"Heinzelmännchen": Geburtstag im Paradies im Hinterhof
Autor: Katharina Müller-Sanke
Kulmbach, Freitag, 19. Juni 2015
Weil es zu wenige Plätze gab, gründeten Kulmbacher Eltern hinterm Kino einen eigenen Kindergarten. Heuer werden die "Heinzelmännchen" 20 Jahre alt.

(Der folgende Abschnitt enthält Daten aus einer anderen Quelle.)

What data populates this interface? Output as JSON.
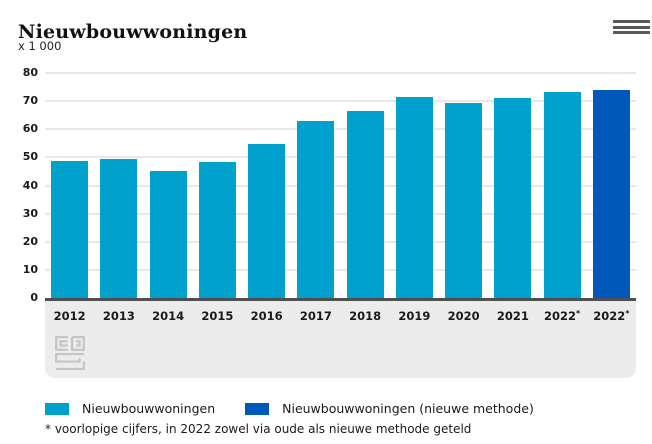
{
  "header": {
    "title": "Nieuwbouwwoningen",
    "unit_label": "x 1 000"
  },
  "chart_data": {
    "type": "bar",
    "title": "Nieuwbouwwoningen",
    "unit_label": "x 1 000",
    "categories": [
      "2012",
      "2013",
      "2014",
      "2015",
      "2016",
      "2017",
      "2018",
      "2019",
      "2020",
      "2021",
      "2022*",
      "2022*"
    ],
    "series": [
      {
        "name": "Nieuwbouwwoningen",
        "color": "#00a1cd",
        "values": [
          48.6,
          49.4,
          45.2,
          48.3,
          54.7,
          62.9,
          66.5,
          71.4,
          69.4,
          71.1,
          73.1,
          null
        ]
      },
      {
        "name": "Nieuwbouwwoningen (nieuwe methode)",
        "color": "#0058b8",
        "values": [
          null,
          null,
          null,
          null,
          null,
          null,
          null,
          null,
          null,
          null,
          null,
          73.8
        ]
      }
    ],
    "xlabel": "",
    "ylabel": "x 1 000",
    "ylim": [
      0,
      80
    ],
    "yticks": [
      0,
      10,
      20,
      30,
      40,
      50,
      60,
      70,
      80
    ],
    "grid": true,
    "legend_position": "bottom",
    "footnote": "* voorlopige cijfers, in 2022 zowel via oude als nieuwe methode geteld"
  },
  "legend": {
    "items": [
      {
        "label": "Nieuwbouwwoningen",
        "color": "#00a1cd"
      },
      {
        "label": "Nieuwbouwwoningen (nieuwe methode)",
        "color": "#0058b8"
      }
    ]
  },
  "footnote": "* voorlopige cijfers, in 2022 zowel via oude als nieuwe methode geteld",
  "icons": {
    "menu": "hamburger-menu-icon",
    "logo": "cbs-logo-icon"
  },
  "colors": {
    "bar_primary": "#00a1cd",
    "bar_secondary": "#0058b8",
    "gridline": "#e8e8e8",
    "axis_line": "#4f4f4f",
    "xband_bg": "#ececec",
    "logo_gray": "#c4c4c4",
    "menu_icon_gray": "#595959",
    "text": "#1a1a1a"
  }
}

Vor dem Holztor in einer Seitengasse hinter dem Cineplex deutet noch fast nichts darauf hin, was sich hinter dieser schmucklosen Fassade verbirgt. Nur diese kleine Tür trennt die düstere Gasse draußen vom Hinterhof. Hier ist es bunt, es riecht nach Blumen und Natur, Kinderlachen ist zu hören, man sieht Klettergerüste, Schaukeln und vieles mehr, was Kindern Spaß macht. Es könnte der Hof einer fröhlichen Großfamilie sein.

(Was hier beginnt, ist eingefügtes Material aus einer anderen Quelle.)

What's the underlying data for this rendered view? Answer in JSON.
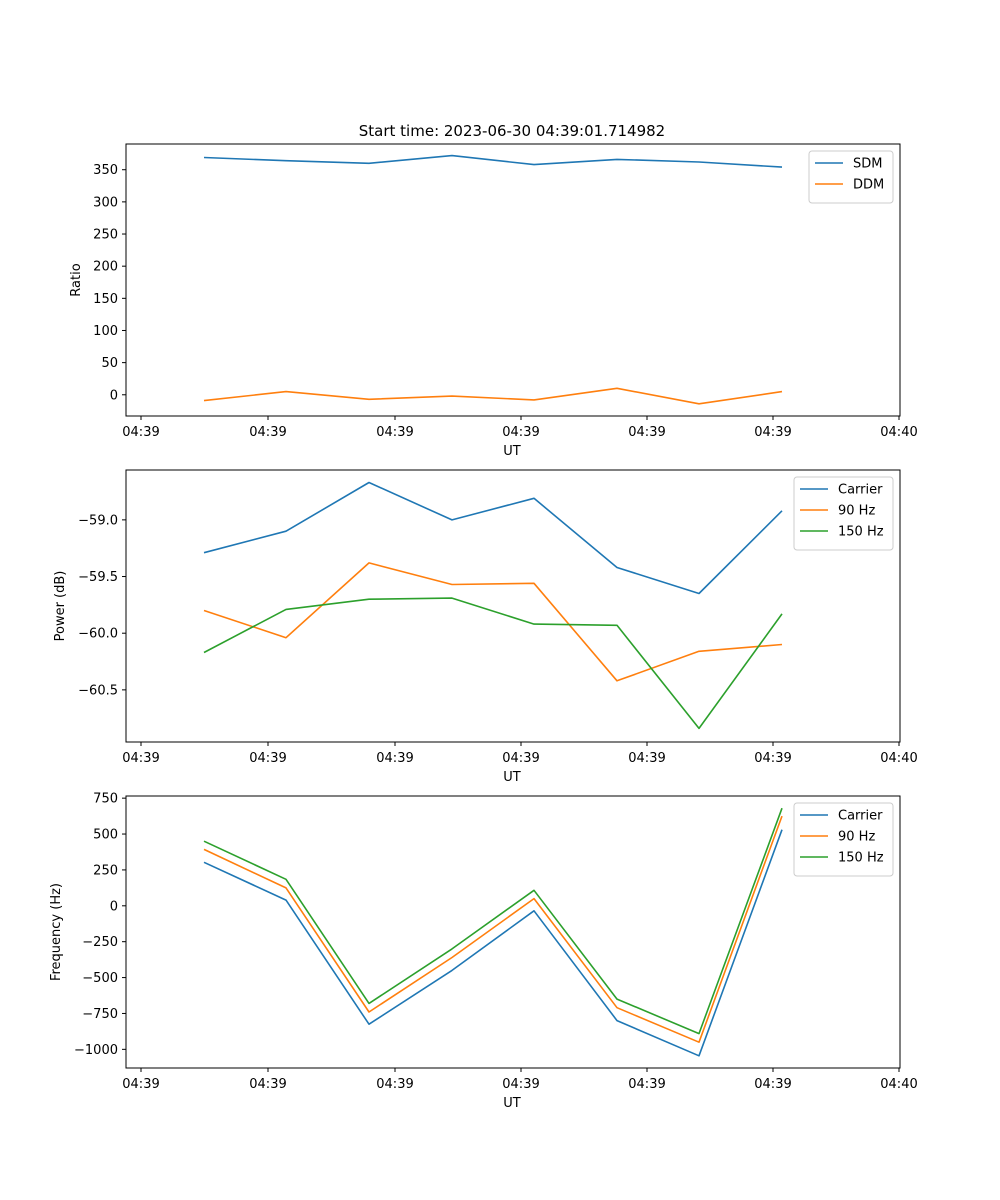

Tatsächlich ist es der Außenbereich der Kindertagesstätte Heinzelmännchen in Kulmbach. 14 Kinder werden hier in einer ehemaligen Wohnung betreut. Seit 20 Jahren gibt es die Einrichtung. Damals wurde das Konzept eigentlich mehr aus der Not geboren: 60 Kindergartenplätze fehlten 1995 allein in Kulmbach. Viele Eltern waren verzweifelt und auch sauer. Zahlreiche Leserbriefe wurden geschrieben.
Unterstützung durch Freistaat
Zum Beispiel auch von Cynthia Milz. Die junge Mutter war damals ziemlich genervt. "Mit ein paar anderen habe ich beschlossen: Wenn es keine Plätze in den bisherigen Einrichtungen gibt, dann machen wir eben unseren eigenen Kindergarten auf." Ein mutiger Schritt. Der Freistaat Bayern hat sie dabei im Rahmen des Programms "Netz für Kinder" unterstützt. Insgesamt 150 Elterninitiativen dieser Art sind damals bayernweit ins Leben gerufen worden. Der Clou: Die Kindertagesstätte wird von den Eltern selbst über einen Verein betrieben. Die Eltern treffen alle Entscheidungen, stellen Personal ein und packen auch selbst Alltag mit an.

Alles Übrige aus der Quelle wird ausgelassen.